Dr. Tracy Minichiello is a Professor of Medicine at University of California San Francisco and the Chief of Anticoagulation and Thrombosis Services at UCSF-affiliated San Francisco VA Hospital.
After completing her Internal Medicine Residency and Chief Residency at Yale, Dr. Minichiello pursued fellowship in Hospital Medicine at University of California San Francisco’s Moffitt-Long Hospital, where her research and clinical work were focused on venous thromboembolic disease. After spending 2 years in apprenticeship managing patients longitudinally with complex clotting disorders in UCSF’s Hematology division, she was appointed as Director of Inpatient and Outpatient Anticoagulation and Thrombosis services and served in that role for 6 years.
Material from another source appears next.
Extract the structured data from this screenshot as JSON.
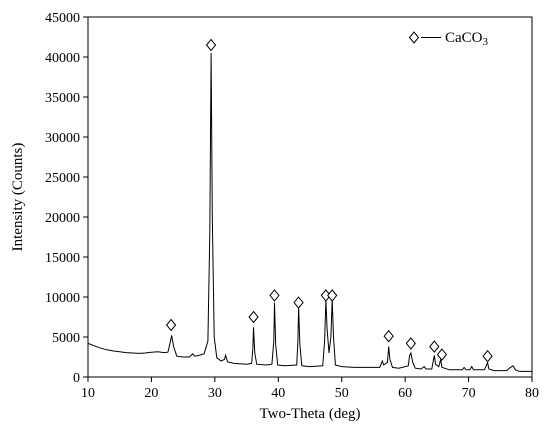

In 2008 she accepted a position at San Francisco’s VA Medical Center as Chief of the Anticoagulation and Thrombosis services where she created a new inpatient anticoagulation program, overhauled the existing outpatient services and assumed care for all patients in hematology with thrombotic disorders. She developed the 1st VA-based electronic consultation program in anticoagulation to provide high level subspecialty consultation to clinicians practicing in remote areas and to improve access to care for the veterans they serve.
Dr. Minichiello serves as subject matter expert for the VA regionally and nationally, creating guidelines, protocols and teaching materials related to anticoagulation and thrombosis. She has authored numerous papers and chapters related to venous thromboembolic disease and anticoagulation and has been an invited speaker to many national meetings including the American College of Physicians, the Society of Hospital Medicine, and the Society of General Internal Medicine. As a clinical educator she provides consultative services for patients in and out of the hospital with thrombotic disorders, oversees clinical care of hematology fellows and residents and teaches UCSF faculty, fellows, residents, students, nurses and pharmacists at the bedside, in grand rounds, small groups, conferences and lecture series.